Tatil buruk geçti çünkü kısaydı. Yapmak istediğim bir çok şeyi yapamadım. Çok istediğim halde, hem kendimin hem de onların sağlığını düşündüğüm için dostlarımla görüşmedim. Karşıyaka çarşıya çıkmadım, Bostanlı sahile gitmedim, bırakın fotoğraf çekmeyi, yüküm hafif olsun diye valizsiz seyahat ettim ve makinemi yanıma almadım.
Bütün burukluğuna rağmen tatilin iyi yanları da vardı tabii. Kısa da olsa kızım, eşim ve ailemle hasret giderdim (ama yine de doyamadım). Kuveyt’te bulamadığım için bol bol bira ve rakı içtim. Tatilin en tatmin edici kısmı işin gastronomik boyutu ve özellikle Çeşme’de bahçeye yapılan fırında pişen yemeklerdi sanırım (ama yine de Çeşme’de kumru yiyecek bir fırsat bulamadık). Bir dahaki sefere fırında neler yapabiliriz diye şimdiden düşünmeye başladık!
Ne kadar kısa da olsa tatil tatildir. Şimdi düşünüyorum da, Selin’le İnönü Caddesi’nde trafikte geçirdiğimiz vakit bile çok kıymetliymiş. İnsanın bunaltıcı iş ortamından uzaklaşıp kendini yenilemesi önemli.

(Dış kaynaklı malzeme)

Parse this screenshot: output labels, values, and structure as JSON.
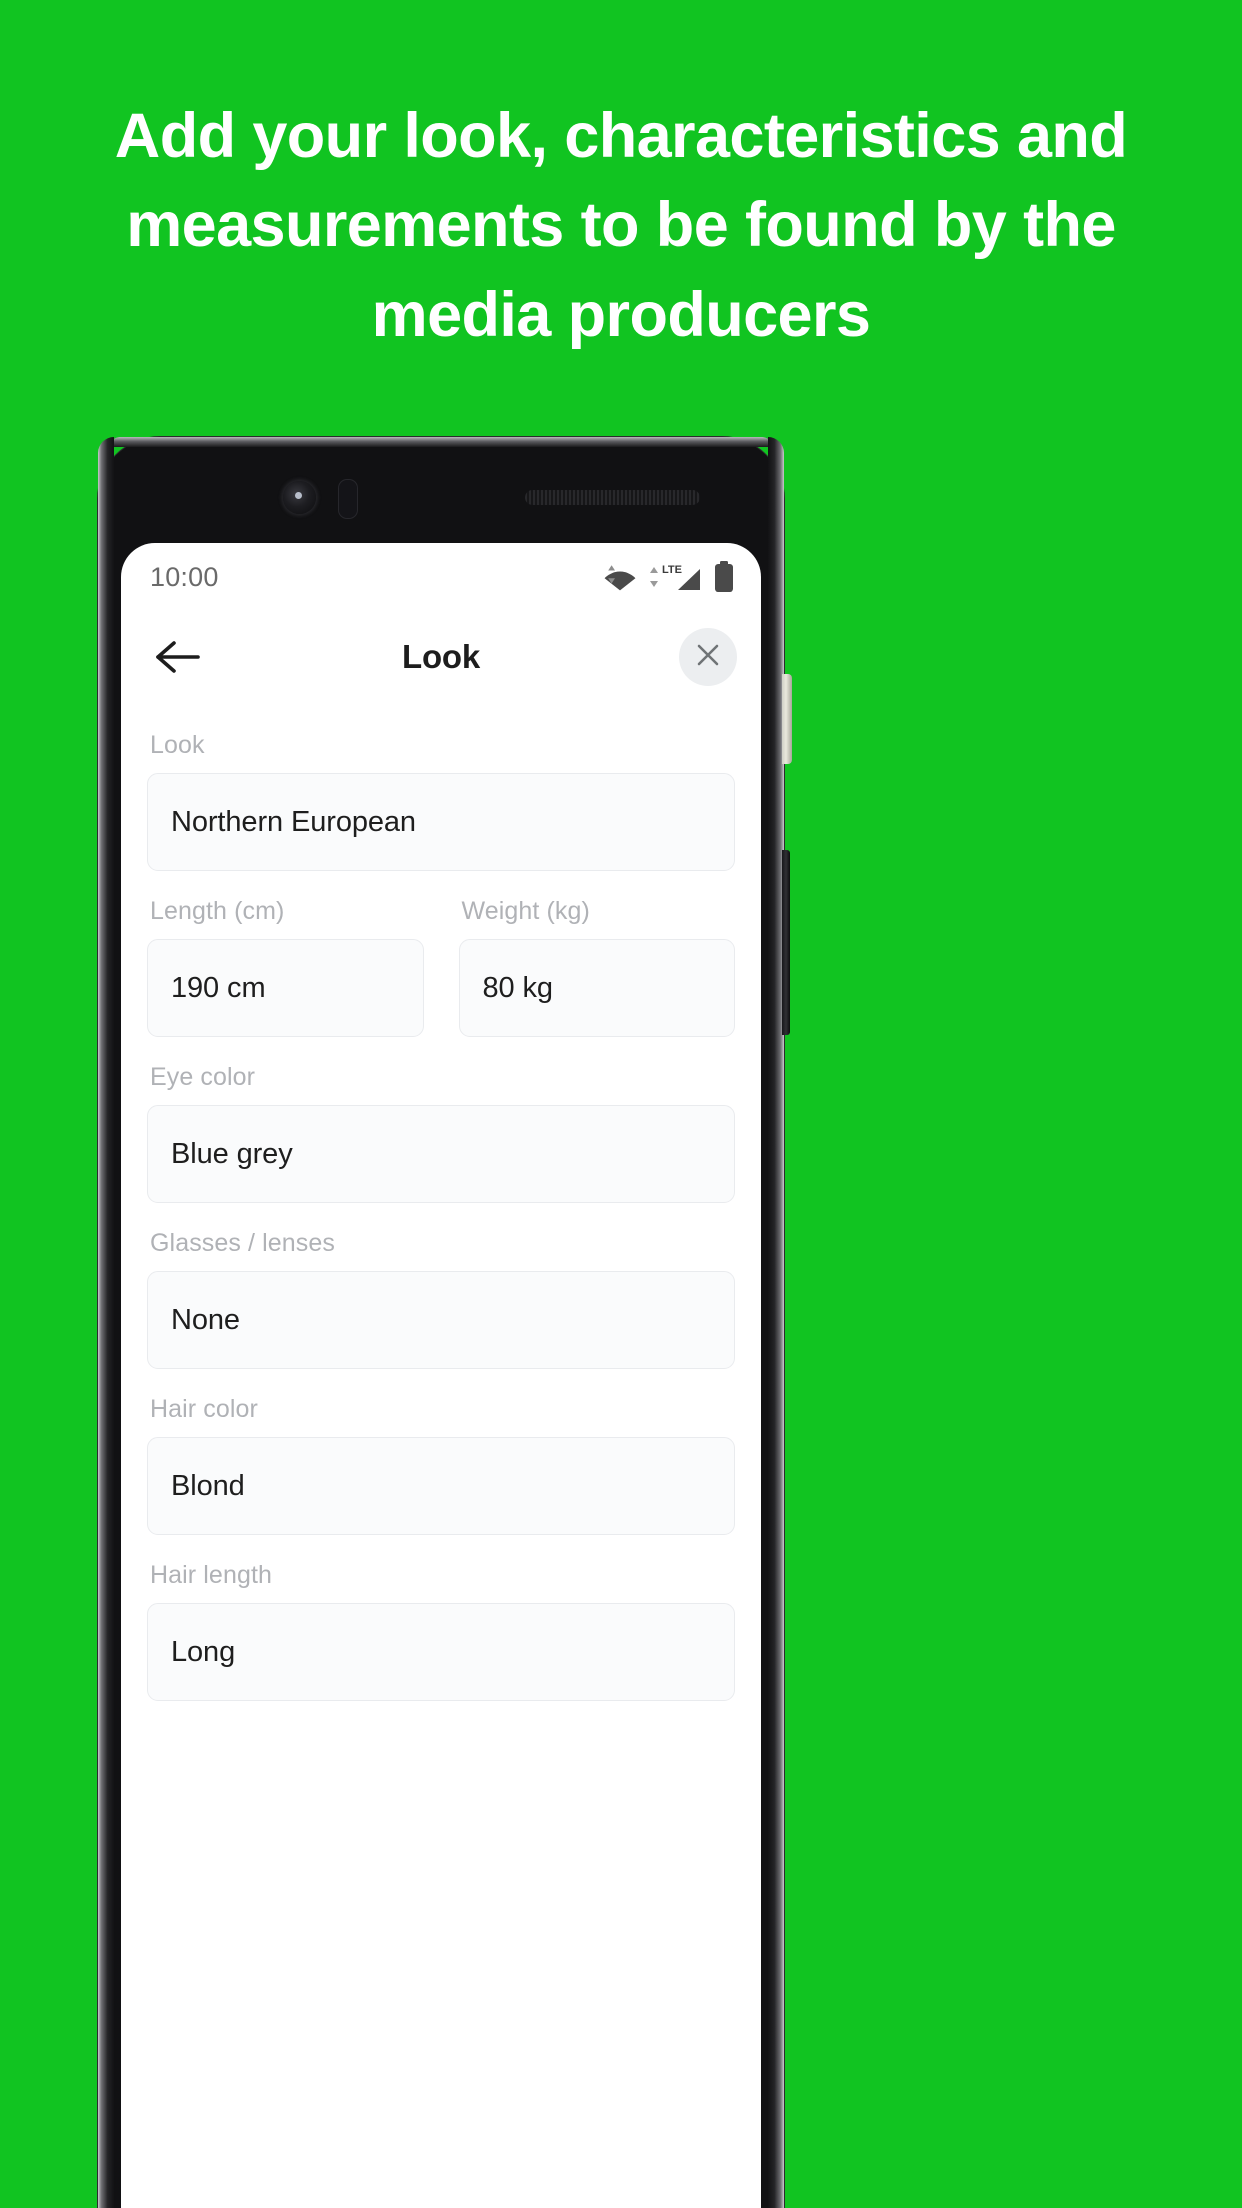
{
  "promo": {
    "headline": "Add your look, characteristics and measurements to be found by the media producers",
    "background_color": "#11c421",
    "headline_color": "#ffffff"
  },
  "device": {
    "status_bar": {
      "time": "10:00",
      "icons": [
        "wifi-icon",
        "lte-signal-icon",
        "battery-icon"
      ],
      "network_label": "LTE"
    }
  },
  "app": {
    "header": {
      "back_label": "Back",
      "title": "Look",
      "close_label": "Close"
    },
    "form": {
      "fields": [
        {
          "label": "Look",
          "value": "Northern European"
        },
        {
          "label": "Length (cm)",
          "value": "190 cm"
        },
        {
          "label": "Weight (kg)",
          "value": "80 kg"
        },
        {
          "label": "Eye color",
          "value": "Blue grey"
        },
        {
          "label": "Glasses / lenses",
          "value": "None"
        },
        {
          "label": "Hair color",
          "value": "Blond"
        },
        {
          "label": "Hair length",
          "value": "Long"
        }
      ]
    }
  }
}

Kuveyt’e giriş yaptıktan sonra 14 gün boyunca zorunlu karantinadayım. Burada Sağlık Bakanlığı telefona kurulan bir uygulama ile karantinayı ihlal edip etmediğinizi takip ediyor. Belirli aralıklarla telefona bir bildirim geliyor ve belirli bir süre içinde uygulamayı kullanıp bir selfie çekiyorsunuz. Sanırım uygulama konum bilgisine de ulaşıp sizin karantina için belirttiğiniz adreste olup olmadığınızı takip ediyor. Hayatımda hiç bu kadar selfie çekmemiştim.
Kuveyt’e döner dönmez işlere kaldığım yerden devam ediyorum. Şimdi önümüzde yine, yeni, yeniden Calculus II anlatacağım bir e-learning ve bir an önce bitmesi gereken, yılan hikayesine dönmüş bir makale var.